Pierre Moreau a fait la même chose quand il a pris les rênes des Transports, en 2011. Il a lancé quelques idées originales, comme un service de bateau-bus pour se rendre sur la Rive-Sud, ou encore des télécabines suspendues au-dessus du fleuve.

Comme si chaque ministre passait par une phase d'exploration, comme si on voulait chaque fois réinventer la roue, comme si on pouvait se permettre de recommencer à zéro à chaque remaniement, chaque élection, réorganisation, réforme...

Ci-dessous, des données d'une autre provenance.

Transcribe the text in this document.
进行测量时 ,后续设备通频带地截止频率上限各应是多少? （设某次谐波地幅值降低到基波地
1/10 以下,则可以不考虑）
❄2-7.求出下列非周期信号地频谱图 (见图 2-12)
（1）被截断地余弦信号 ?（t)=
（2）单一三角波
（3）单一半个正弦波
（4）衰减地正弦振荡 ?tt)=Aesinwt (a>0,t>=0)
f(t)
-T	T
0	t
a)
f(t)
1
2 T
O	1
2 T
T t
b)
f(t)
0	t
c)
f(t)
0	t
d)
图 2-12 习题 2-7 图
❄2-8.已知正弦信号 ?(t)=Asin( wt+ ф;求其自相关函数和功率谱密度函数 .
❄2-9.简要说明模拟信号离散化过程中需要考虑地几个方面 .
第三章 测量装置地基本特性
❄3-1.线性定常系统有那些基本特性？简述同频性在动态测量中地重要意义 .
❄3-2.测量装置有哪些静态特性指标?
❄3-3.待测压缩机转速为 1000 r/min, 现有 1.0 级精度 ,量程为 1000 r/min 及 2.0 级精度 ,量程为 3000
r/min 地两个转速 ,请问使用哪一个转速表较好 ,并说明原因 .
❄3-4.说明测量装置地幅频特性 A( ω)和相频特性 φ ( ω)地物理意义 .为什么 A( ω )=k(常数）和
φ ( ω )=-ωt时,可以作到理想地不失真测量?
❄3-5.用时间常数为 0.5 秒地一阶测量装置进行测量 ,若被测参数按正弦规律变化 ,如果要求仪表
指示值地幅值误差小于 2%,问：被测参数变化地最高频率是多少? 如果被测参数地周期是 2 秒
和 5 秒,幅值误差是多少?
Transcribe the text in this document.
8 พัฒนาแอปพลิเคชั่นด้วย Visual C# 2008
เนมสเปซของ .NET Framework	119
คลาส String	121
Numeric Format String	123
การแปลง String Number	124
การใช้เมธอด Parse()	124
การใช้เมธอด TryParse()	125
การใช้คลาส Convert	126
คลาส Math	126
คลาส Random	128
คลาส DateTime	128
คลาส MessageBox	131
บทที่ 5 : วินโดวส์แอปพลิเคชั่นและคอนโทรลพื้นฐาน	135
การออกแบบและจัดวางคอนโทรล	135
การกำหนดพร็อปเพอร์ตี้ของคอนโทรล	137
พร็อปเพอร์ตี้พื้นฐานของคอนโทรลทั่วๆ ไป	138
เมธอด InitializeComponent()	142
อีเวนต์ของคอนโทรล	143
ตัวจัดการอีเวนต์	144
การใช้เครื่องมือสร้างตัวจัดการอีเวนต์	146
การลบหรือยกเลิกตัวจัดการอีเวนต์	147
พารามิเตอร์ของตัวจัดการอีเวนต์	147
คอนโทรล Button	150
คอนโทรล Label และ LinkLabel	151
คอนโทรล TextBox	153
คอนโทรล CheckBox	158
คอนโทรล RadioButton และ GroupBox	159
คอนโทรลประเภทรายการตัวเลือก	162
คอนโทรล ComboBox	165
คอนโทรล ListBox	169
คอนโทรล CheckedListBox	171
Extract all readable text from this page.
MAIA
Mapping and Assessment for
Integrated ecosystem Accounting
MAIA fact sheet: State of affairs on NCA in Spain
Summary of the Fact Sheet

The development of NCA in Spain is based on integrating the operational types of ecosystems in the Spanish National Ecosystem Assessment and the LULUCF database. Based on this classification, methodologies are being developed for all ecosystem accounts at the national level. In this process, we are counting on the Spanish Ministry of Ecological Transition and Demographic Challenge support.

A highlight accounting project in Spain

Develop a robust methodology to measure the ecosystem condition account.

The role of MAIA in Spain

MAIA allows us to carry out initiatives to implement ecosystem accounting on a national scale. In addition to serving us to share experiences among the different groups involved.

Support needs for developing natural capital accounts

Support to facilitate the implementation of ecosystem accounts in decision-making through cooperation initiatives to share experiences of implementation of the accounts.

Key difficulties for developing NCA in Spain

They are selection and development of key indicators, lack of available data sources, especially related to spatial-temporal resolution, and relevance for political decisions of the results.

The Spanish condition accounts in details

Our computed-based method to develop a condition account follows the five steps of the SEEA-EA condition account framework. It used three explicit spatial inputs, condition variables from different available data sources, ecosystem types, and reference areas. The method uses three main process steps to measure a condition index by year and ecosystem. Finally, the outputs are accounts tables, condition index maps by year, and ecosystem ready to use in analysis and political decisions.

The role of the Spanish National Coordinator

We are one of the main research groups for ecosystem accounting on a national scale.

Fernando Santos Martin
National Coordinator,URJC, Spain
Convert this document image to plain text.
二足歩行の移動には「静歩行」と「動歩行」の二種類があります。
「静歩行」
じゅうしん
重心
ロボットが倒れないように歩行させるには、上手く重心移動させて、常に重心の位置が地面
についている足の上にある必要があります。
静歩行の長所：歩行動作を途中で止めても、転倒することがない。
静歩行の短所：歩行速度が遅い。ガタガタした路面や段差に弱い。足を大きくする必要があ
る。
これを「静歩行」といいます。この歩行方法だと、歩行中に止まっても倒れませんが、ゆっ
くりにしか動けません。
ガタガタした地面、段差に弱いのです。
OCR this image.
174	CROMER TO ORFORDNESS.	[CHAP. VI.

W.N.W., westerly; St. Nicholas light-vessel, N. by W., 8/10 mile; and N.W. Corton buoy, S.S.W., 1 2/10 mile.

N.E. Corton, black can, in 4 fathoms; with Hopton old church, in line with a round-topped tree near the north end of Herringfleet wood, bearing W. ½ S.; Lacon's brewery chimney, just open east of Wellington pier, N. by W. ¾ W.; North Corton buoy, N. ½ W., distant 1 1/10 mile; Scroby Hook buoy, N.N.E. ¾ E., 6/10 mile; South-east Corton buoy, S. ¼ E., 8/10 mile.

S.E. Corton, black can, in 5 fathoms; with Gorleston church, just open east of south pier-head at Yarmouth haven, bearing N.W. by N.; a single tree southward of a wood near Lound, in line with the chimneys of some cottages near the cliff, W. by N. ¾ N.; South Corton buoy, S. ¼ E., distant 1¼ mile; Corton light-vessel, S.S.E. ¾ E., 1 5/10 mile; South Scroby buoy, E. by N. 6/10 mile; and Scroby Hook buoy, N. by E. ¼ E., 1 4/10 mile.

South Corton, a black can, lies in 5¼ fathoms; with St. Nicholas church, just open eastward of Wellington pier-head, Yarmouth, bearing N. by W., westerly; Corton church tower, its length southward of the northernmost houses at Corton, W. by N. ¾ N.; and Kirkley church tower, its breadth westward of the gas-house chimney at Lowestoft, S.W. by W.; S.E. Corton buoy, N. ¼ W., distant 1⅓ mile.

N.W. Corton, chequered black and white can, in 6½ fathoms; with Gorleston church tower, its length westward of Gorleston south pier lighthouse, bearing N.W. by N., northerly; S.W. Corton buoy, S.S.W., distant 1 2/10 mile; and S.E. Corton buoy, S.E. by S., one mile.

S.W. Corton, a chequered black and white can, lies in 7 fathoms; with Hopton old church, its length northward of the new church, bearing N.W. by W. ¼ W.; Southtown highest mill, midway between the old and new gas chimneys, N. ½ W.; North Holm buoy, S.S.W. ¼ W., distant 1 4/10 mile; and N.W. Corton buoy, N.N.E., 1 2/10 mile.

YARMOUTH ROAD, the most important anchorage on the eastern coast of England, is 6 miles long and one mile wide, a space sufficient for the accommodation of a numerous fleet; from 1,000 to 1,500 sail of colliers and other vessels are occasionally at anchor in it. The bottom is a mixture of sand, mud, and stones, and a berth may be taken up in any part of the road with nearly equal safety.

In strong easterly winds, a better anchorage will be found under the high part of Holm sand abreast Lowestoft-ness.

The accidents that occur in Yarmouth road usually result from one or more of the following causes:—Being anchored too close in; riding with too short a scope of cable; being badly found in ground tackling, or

Toutes les excuses sont bonnes, en effet ! Seulement ces dernières années, il y a eu la réorganisation du ministère des Transports, qui a été fusionné avec les Affaires municipales par les péquistes, puis défusionné par les libéraux (même si la synergie était plus prometteuse que ce curieux « ministère de l'Intérieur »).

Il y a eu la réforme de la gouvernance, pour laquelle un projet de loi a été déposé après des années de réflexion (on devine le dynamisme de l'AMT qui sait ses jours comptés).

Et il y a la réorganisation en cours du financement des infrastructures, provoqué par l'élection de Justin Trudeau. Une raison de plus pour repousser les grands projets, qui doivent désormais attendre les détails du plan fédéral (pas de décision sur la ligne bleue en 2016, vous l'aurez lu ici en premier).

Qu'on ne se surprenne pas ensuite qu'il n'y ait actuellement aucun projet de transport en commun lourd approuvé dans la région de Montréal. AUCUN.

Philippe Couillard a dit hier que le remaniement permettait au Québec d'avancer. Peut-être. Mais aux Transports, comme disent les chauffeurs de bus, on risque d'avancer par en arrière.